Os cortes na despesa são a expressão da política de submissão aos interesses da finança, com que disfarçam a ausência de uma estratégia de desenvolvimento do País, aplicados de acordo com as ordens que recebem das burocracias da UE.
O argumento da economia dos dinheiros públicos não é válido, pois neste caso teriam muitas outras soluções como as que o PCP tem proposto na AR, sem minimamente atingir trabalhadores, pensionistas, MPME, sistematicamente rejeitadas pelos partidos da troika.
O objetivo final dos «cortes na despesa» resume-se a «menos Estado» na vida pública, nas esferas económica e social, para as funções e os recursos do Estado serem entregues ao grande capital e finança. Quanto mais funções são retiradas menos trabalhadores são necessários. E assim, sucessivamente: é outro ciclo vicioso. Porém, não há Estado a mais nem trabalhadores da função pública a mais. Na UE e mesmo na OCDE, Portugal é dos países com menor proporção de trabalhadores da função pública.

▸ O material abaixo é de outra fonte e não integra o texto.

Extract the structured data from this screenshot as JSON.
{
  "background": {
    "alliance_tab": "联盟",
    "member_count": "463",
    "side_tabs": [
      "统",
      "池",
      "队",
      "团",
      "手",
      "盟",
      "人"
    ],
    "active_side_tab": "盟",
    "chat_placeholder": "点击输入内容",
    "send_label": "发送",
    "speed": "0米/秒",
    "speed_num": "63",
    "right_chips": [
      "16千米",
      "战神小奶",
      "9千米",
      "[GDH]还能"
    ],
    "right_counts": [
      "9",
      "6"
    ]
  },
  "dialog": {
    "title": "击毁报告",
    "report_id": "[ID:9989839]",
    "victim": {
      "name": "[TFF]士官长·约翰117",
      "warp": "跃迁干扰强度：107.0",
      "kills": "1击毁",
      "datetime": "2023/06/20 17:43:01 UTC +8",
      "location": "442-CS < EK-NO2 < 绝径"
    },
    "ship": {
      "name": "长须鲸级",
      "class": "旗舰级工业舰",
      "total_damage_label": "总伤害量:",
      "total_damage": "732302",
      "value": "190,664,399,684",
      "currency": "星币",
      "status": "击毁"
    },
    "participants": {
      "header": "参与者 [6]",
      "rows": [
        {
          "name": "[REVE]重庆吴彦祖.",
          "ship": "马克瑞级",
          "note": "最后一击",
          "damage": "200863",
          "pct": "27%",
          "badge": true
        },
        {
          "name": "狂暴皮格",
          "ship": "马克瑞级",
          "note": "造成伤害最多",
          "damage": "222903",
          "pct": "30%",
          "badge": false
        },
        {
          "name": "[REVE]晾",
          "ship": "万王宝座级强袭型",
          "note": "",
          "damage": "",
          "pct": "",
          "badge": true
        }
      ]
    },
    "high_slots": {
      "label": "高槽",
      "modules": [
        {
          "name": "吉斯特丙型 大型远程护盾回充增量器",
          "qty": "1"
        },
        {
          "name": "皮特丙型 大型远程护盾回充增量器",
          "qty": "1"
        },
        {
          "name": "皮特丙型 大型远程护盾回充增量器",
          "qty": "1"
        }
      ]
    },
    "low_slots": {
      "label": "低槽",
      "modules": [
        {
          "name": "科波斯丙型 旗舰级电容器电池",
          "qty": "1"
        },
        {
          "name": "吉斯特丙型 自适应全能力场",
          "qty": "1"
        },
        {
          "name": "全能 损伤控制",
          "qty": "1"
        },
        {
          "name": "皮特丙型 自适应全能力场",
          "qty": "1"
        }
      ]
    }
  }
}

A redução de custos é o processo adequado para permitir executar plenamente as funções constitucionais do Estado de forma mais eficaz, isto é, para atingir os objetivos previstos, e mais eficiente, isto é, com o máximo rendimento dos recursos utilizados.
Isto seria o que um governo patriótico e de esquerda poria em prática, contando com o entusiasmo e dedicação dos trabalhadores da função pública, que sentiriam como o seu trabalho seria relevante para o progresso e o desenvolvimento do País, sendo consequentemente recompensados moral e materialmente pelo seu desempenho.
1 - Georges Politzer, destacado militante comunista francês, filósofo, resistente e teórico marxista, fuzilado pelos nazis em 1943. Na Universidade Livre, criada pelo PCF, tinha como tarefa o curso de materialismo dialético. Do seu importante livro, «Princípios Elementares de Filosofia», circularam em Portugal no tempo do fascismo exemplares da edição brasileira. Foi em 2008 reeditado em França pela editora Delga. Existe uma rua em Paris com o seu nome e o da sua companheira, Marie Politzer, morta em Auschwitz em 1943. Existem também várias escolas públicas com o seu nome.
Nota:Por opão do autor, o texto respeita o Acordo Ortográfico.